Comment se sont construites votre réflexion et votre action sur le champ de l’intelligence artificielle urbaine ?

Hubert Beroche. En 2019, je suis parti faire un tour du monde des applications de l’IA en environnement urbain. De ce travail exploratoire, au cours duquel j’ai étudié la réalité des développements IA dans douze villes de trois continents, j’ai tiré deux premiers constats, à savoir la massification et la diversification des développements IA.

L’intelligence artificielle dans les villes s’est, dans un premier temps, encapsulée dans les projets de smart city. Puis, dans le droit fil de ChatGPT et à la faveur de la diminution du ticket d’entrée dans les technologies algorithmiques, ses applications ont progressivement proliféré sous l’impulsion d’acteurs multiples.

Comment définissez-vous l’intelligence artificielle urbaine ?

H.B. De de ce premier double constat de prolifération et de diversification en est né un autre, plus discriminant : la singularité de l’IA urbaine. Les IA sont nées et se sont développées dans des environnements virtuels (réseaux sociaux, plateformes de streaming…) ou privés, fermés (entreprises, usines…). La ville, elle, est par définition un espace physique et ouvert. A la différence d’autres IA – je pense par exemple aux algorithmes de trading ou de recommandations sur des sites de e-commerce –, l’existence des IA urbaines induit de la matérialité, de l’incarnation, un ancrage dans le monde physique et la vie quotidienne. Les drones, les capteurs, les bornes connectées, ces instruments utilisés pour contrôler, cartographier, alimenter les systèmes sont bel et bien visibles. Ce simple élément d’apparence élémentaire – la physicalité des IA urbaines – a en fait d’immenses répercussions sur la manière de développer, gouverner et mettre en œuvre ces technologies. Un seul exemple : une erreur de la part de Waze peut rapidement créer des embouteillages.

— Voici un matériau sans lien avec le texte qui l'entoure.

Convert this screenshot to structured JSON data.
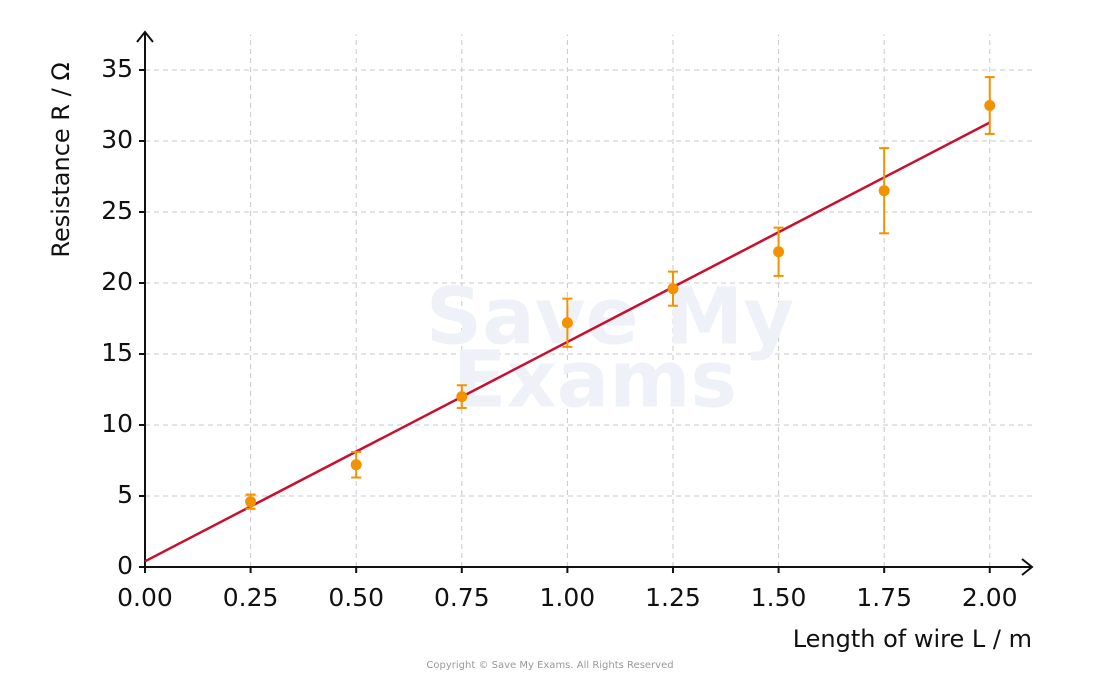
{
  "chart_data": {
    "type": "scatter",
    "x_label": "Length of wire L / m",
    "y_label": "Resistance R / Ω",
    "watermark": [
      "Save My",
      "Exams"
    ],
    "copyright": "Copyright © Save My Exams. All Rights Reserved",
    "xlim": [
      0,
      2.1
    ],
    "ylim": [
      0,
      37.5
    ],
    "xticks": [
      {
        "value": 0,
        "label": "0.00"
      },
      {
        "value": 0.25,
        "label": "0.25"
      },
      {
        "value": 0.5,
        "label": "0.50"
      },
      {
        "value": 0.75,
        "label": "0.75"
      },
      {
        "value": 1,
        "label": "1.00"
      },
      {
        "value": 1.25,
        "label": "1.25"
      },
      {
        "value": 1.5,
        "label": "1.50"
      },
      {
        "value": 1.75,
        "label": "1.75"
      },
      {
        "value": 2,
        "label": "2.00"
      }
    ],
    "yticks": [
      0,
      5,
      10,
      15,
      20,
      25,
      30,
      35
    ],
    "grid": true,
    "series": [
      {
        "type": "scatter",
        "color": "#f39200",
        "x": [
          0.25,
          0.5,
          0.75,
          1.0,
          1.25,
          1.5,
          1.75,
          2.0
        ],
        "values": [
          4.6,
          7.2,
          12.0,
          17.2,
          19.6,
          22.2,
          26.5,
          32.5
        ],
        "errors": [
          0.5,
          0.9,
          0.8,
          1.7,
          1.2,
          1.7,
          3.0,
          2.0
        ]
      },
      {
        "type": "line",
        "color": "#c8102e",
        "x": [
          0,
          2.0
        ],
        "values": [
          0.4,
          31.3
        ]
      }
    ]
  }
}
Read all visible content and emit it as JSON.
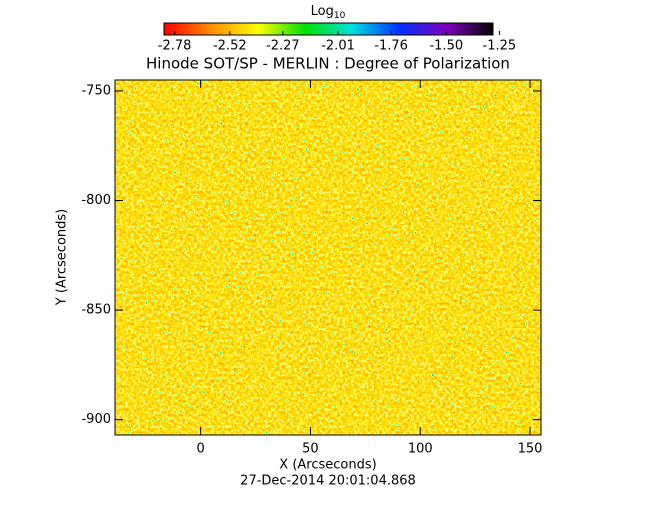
{
  "chart_data": {
    "type": "heatmap",
    "title": "Hinode SOT/SP - MERLIN : Degree of Polarization",
    "colorbar_title": "Log",
    "colorbar_title_sub": "10",
    "colorbar_lim": [
      -2.83,
      -1.28
    ],
    "colorbar_ticks": [
      -2.78,
      -2.52,
      -2.27,
      -2.01,
      -1.76,
      {
        "value": -1.5,
        "label": "-1.50"
      },
      -1.25
    ],
    "colorbar_colors": [
      "#ff0000",
      "#ff8c00",
      "#ffff00",
      "#00e000",
      "#00e0e0",
      "#0030ff",
      "#8000c0",
      "#000000"
    ],
    "xlabel": "X (Arcseconds)",
    "ylabel": "Y (Arcseconds)",
    "footer": "27-Dec-2014 20:01:04.868",
    "xlim": [
      -39,
      155
    ],
    "ylim": [
      -907,
      -745
    ],
    "xticks": [
      0,
      50,
      100,
      150
    ],
    "yticks": [
      -900,
      -850,
      -800,
      -750
    ]
  }
}
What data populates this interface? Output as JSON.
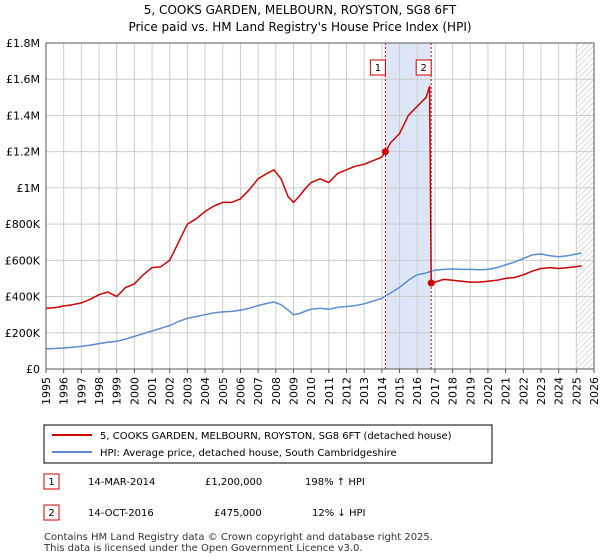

Dans ce contexte, où en est le concept de smart city ?

H.B. La smart city n’a pas fonctionné parce qu’elle s’est heurtée au refus des citoyens, soit sous la forme d’un refus explicite, soit du fait de la non-appropriation des applications. Pour autant, le récit autour de la ville intelligente est toujours d’actualité.

« Le récit autour de la ville intelligente est toujours d’actualité. »

Plus précisément, il existe deux grands récits. L’un porté par des entreprises de haute technologie et des agences gouvernementales nord-américaines, qui promeut une ville optimisée grâce à la technologie et un conditionnement du bien-être des citadins à l’accès à des services essentiellement proposés par des acteurs privés. Notons tout de même que ce récit a sérieusement perdu en influence depuis l’abandon du projet de Sidewalk Labs à Toronto.

Et l’autre récit ?

H.B. L’autre vision est celle que cherche à imposer la Chine, celle d’un monde sécuritaire où les technologies urbaines sont les véhicules et les régulateurs de l’ordre social et politique.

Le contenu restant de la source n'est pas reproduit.